In nature, when many aquatic plants and insects submerge into the water, due to the need for survival, the microstructures on the surface of their bodies will contain large amounts of gas to ensure that they can maintain life activities underwater such as breathing. In addition, the existence of gas layers also makes the surface of plants and animals possess such characteristics as self-cleaning, anti-adhesion, etc. Inspired by nature, people can prepare a bionic functional surface that can seal gas in the microstructures, which has a brilliant application prospect in the drag reduction of ships and underwater vehicles. However, influenced by factors such as water pressure and water flowing, the gas layer may gradually lose stability or even disappear, which result in the loss of original performance of the functional surface. Therefore, making the gas layer keep stable underwater, especially in deep water and under high pressure, is one of the biggest challenges that the application of underwater functional surface may face.
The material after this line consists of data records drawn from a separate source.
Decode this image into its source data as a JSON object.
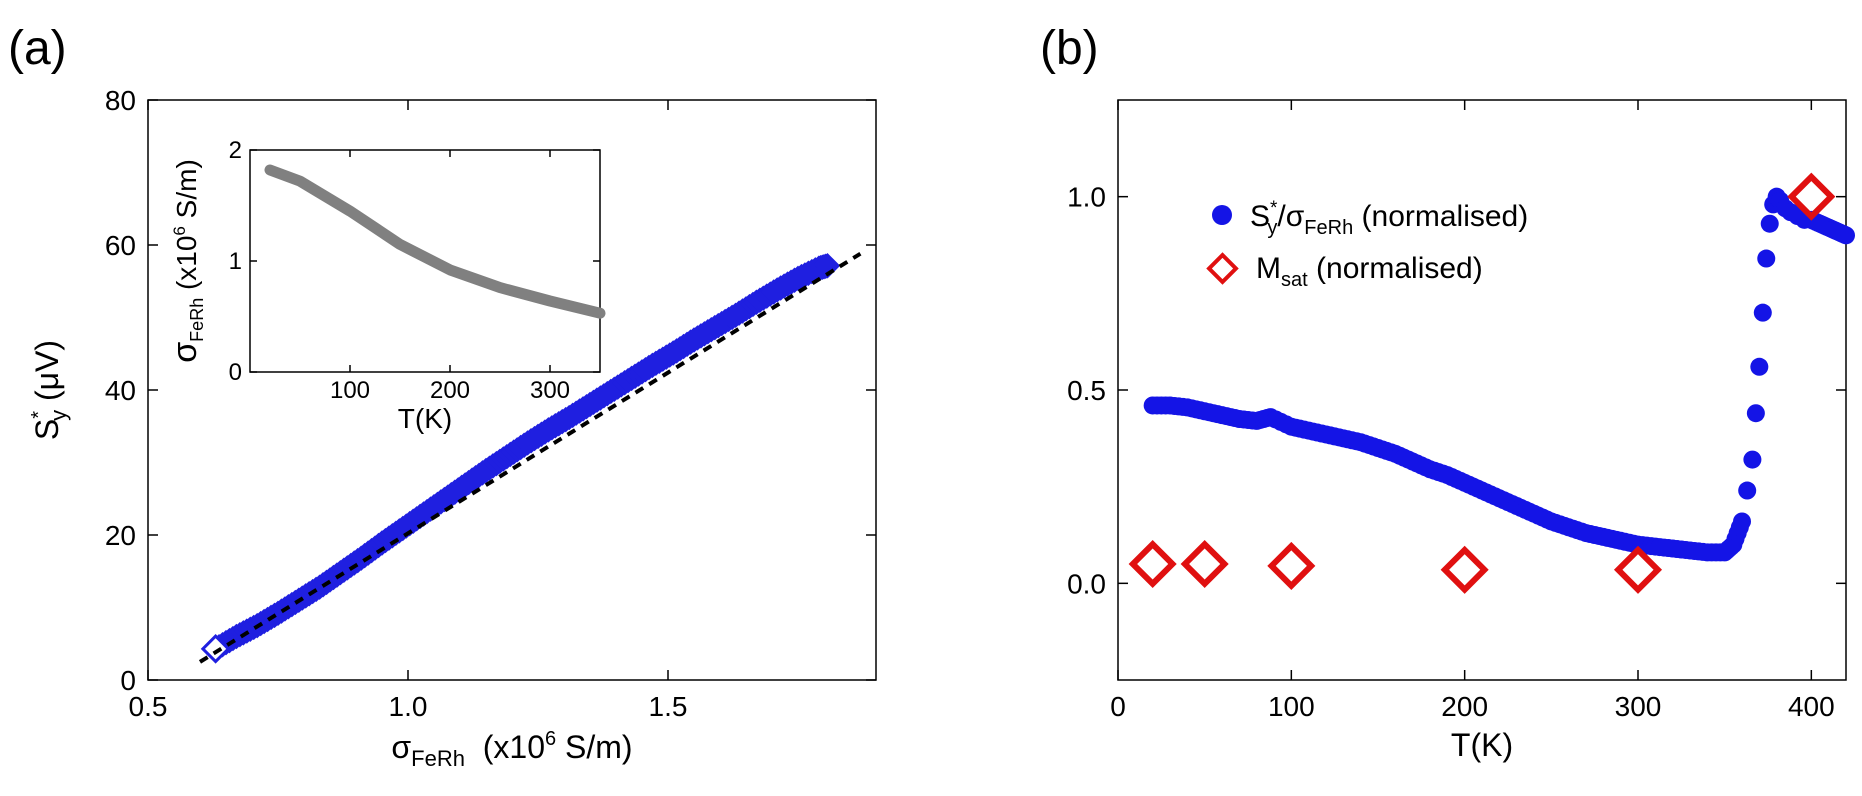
{
  "panel_labels": {
    "a": "(a)",
    "b": "(b)"
  },
  "chart_data": [
    {
      "id": "a",
      "type": "scatter",
      "xlim": [
        0.5,
        1.9
      ],
      "ylim": [
        0,
        80
      ],
      "xticks": [
        "0.5",
        "1.0",
        "1.5"
      ],
      "xtick_values": [
        0.5,
        1.0,
        1.5
      ],
      "yticks": [
        "0",
        "20",
        "40",
        "60",
        "80"
      ],
      "ytick_values": [
        0,
        20,
        40,
        60,
        80
      ],
      "xlabel_main": "σ",
      "xlabel_sub": "FeRh",
      "xlabel_unit_pre": "  (x10",
      "xlabel_unit_sup": "6",
      "xlabel_unit_post": " S/m)",
      "ylabel_main": "S",
      "ylabel_sup": "*",
      "ylabel_sub": "y",
      "ylabel_unit": " (μV)",
      "series_color": "#1f1fe0",
      "x": [
        0.63,
        0.67,
        0.71,
        0.75,
        0.79,
        0.83,
        0.87,
        0.91,
        0.95,
        0.99,
        1.03,
        1.07,
        1.11,
        1.15,
        1.19,
        1.23,
        1.27,
        1.31,
        1.35,
        1.39,
        1.43,
        1.47,
        1.51,
        1.55,
        1.59,
        1.63,
        1.67,
        1.71,
        1.75,
        1.79,
        1.81
      ],
      "y": [
        4.3,
        6.0,
        7.5,
        9.2,
        11.0,
        12.8,
        14.8,
        16.8,
        18.9,
        20.9,
        22.9,
        24.9,
        26.9,
        28.9,
        30.8,
        32.7,
        34.5,
        36.2,
        38.0,
        39.8,
        41.6,
        43.4,
        45.1,
        46.9,
        48.6,
        50.3,
        52.1,
        53.8,
        55.4,
        56.8,
        57.2
      ],
      "open_marker": {
        "x": 0.63,
        "y": 4.3
      },
      "fit": {
        "x": [
          0.6,
          1.87
        ],
        "y": [
          2.5,
          58.8
        ],
        "color": "#000000"
      },
      "inset": {
        "type": "line",
        "xlim": [
          0,
          350
        ],
        "ylim": [
          0,
          2
        ],
        "xticks": [
          "100",
          "200",
          "300"
        ],
        "xtick_values": [
          100,
          200,
          300
        ],
        "yticks": [
          "0",
          "1",
          "2"
        ],
        "ytick_values": [
          0,
          1,
          2
        ],
        "xlabel": "T(K)",
        "ylabel_main": "σ",
        "ylabel_sub": "FeRh",
        "ylabel_unit_pre": " (x10",
        "ylabel_unit_sup": "6",
        "ylabel_unit_post": " S/m)",
        "color": "#808080",
        "x": [
          20,
          50,
          100,
          150,
          200,
          250,
          300,
          350
        ],
        "y": [
          1.82,
          1.72,
          1.45,
          1.15,
          0.92,
          0.76,
          0.64,
          0.53
        ]
      }
    },
    {
      "id": "b",
      "type": "scatter",
      "xlim": [
        0,
        420
      ],
      "ylim": [
        -0.25,
        1.25
      ],
      "xticks": [
        "0",
        "100",
        "200",
        "300",
        "400"
      ],
      "xtick_values": [
        0,
        100,
        200,
        300,
        400
      ],
      "yticks": [
        "0.0",
        "0.5",
        "1.0"
      ],
      "ytick_values": [
        0.0,
        0.5,
        1.0
      ],
      "xlabel": "T(K)",
      "series": [
        {
          "name": "S*y/σFeRh (normalised)",
          "legend_main": "S",
          "legend_sup": "*",
          "legend_sub": "y",
          "legend_mid": "/σ",
          "legend_sub2": "FeRh",
          "legend_post": " (normalised)",
          "marker": "circle",
          "color": "#1414e6",
          "x": [
            20,
            30,
            40,
            50,
            60,
            70,
            80,
            88,
            100,
            110,
            120,
            130,
            140,
            150,
            160,
            170,
            180,
            190,
            200,
            210,
            220,
            230,
            240,
            250,
            260,
            270,
            280,
            290,
            300,
            310,
            320,
            330,
            340,
            350,
            355,
            360,
            363,
            366,
            368,
            370,
            372,
            374,
            376,
            378,
            380,
            382,
            385,
            388,
            392,
            396,
            400,
            405,
            410,
            415,
            420
          ],
          "y": [
            0.46,
            0.46,
            0.455,
            0.445,
            0.435,
            0.425,
            0.42,
            0.43,
            0.405,
            0.395,
            0.385,
            0.375,
            0.365,
            0.35,
            0.335,
            0.315,
            0.295,
            0.28,
            0.26,
            0.24,
            0.22,
            0.2,
            0.18,
            0.16,
            0.145,
            0.13,
            0.12,
            0.11,
            0.1,
            0.095,
            0.09,
            0.085,
            0.08,
            0.08,
            0.1,
            0.16,
            0.24,
            0.32,
            0.44,
            0.56,
            0.7,
            0.84,
            0.93,
            0.98,
            1.0,
            0.99,
            0.97,
            0.96,
            0.95,
            0.94,
            0.94,
            0.93,
            0.92,
            0.91,
            0.9
          ]
        },
        {
          "name": "Msat (normalised)",
          "legend_main": "M",
          "legend_sub": "sat",
          "legend_post": " (normalised)",
          "marker": "diamond-open",
          "color": "#e01010",
          "x": [
            20,
            50,
            100,
            200,
            300,
            400
          ],
          "y": [
            0.05,
            0.05,
            0.045,
            0.035,
            0.035,
            1.0
          ]
        }
      ]
    }
  ]
}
Prof. Duan’s group in the College of Engineering, by considering the saturation of the dissolved gas in the water and the dissolution and diffusion equilibrium within the cavitation, makes it possible to keep the superhydrophobic state stable for a long time underwater. The researchers have drawn phase diagrams to reflect whether the gas layer can remain stable for long under different conditions by establishing a generalized thermodynamic theoretical framework. With the help of confocal microscopes, they have also respectively observed the evolution processes of gas layers on the artificial bionic functional surfaces and on the fresh lotus leaves under different experimental conditions, finding that the stability of the superhydrophobic state can become a reality through regulating the saturation of the dissolved gas underwater. Their study on lotus leaves proves that the long-hour stable state of the gas layer can be implemented on any rough surface. All in all, this research reveals the mechanism of how gas layers in underwater microstructures keep stable, and plays an important guiding role in the application of hydrophobic bionic functional surfaces in the water.
Figure 1. (a), (b) show that at 1.5 atmospheric pressure and in the saturated water, the gas layers on the surface of lotus leaves can stably exist for a long time; (c), (d) manifest that in unsaturated water, the gas layers disappear soon.
In the past few years, Prof. Duan’s group has always been devoted to studying the stability and drag reduction of the superhydrophobic surface underwater, and has published a series of papers on important international journals (Phys. Rev. Lett. 112, 196101, 2014 ; Physics of Fluids 27, 092003, 2015 ; Physics of Fluids 29, 032001, 2017).
The first author of this paper is Mr. Yaolei Xiang, a postgraduate in the Department of Mechanics and Engineering Science, Peking University. The research is financially supported by the National Natural Science Foundation of China.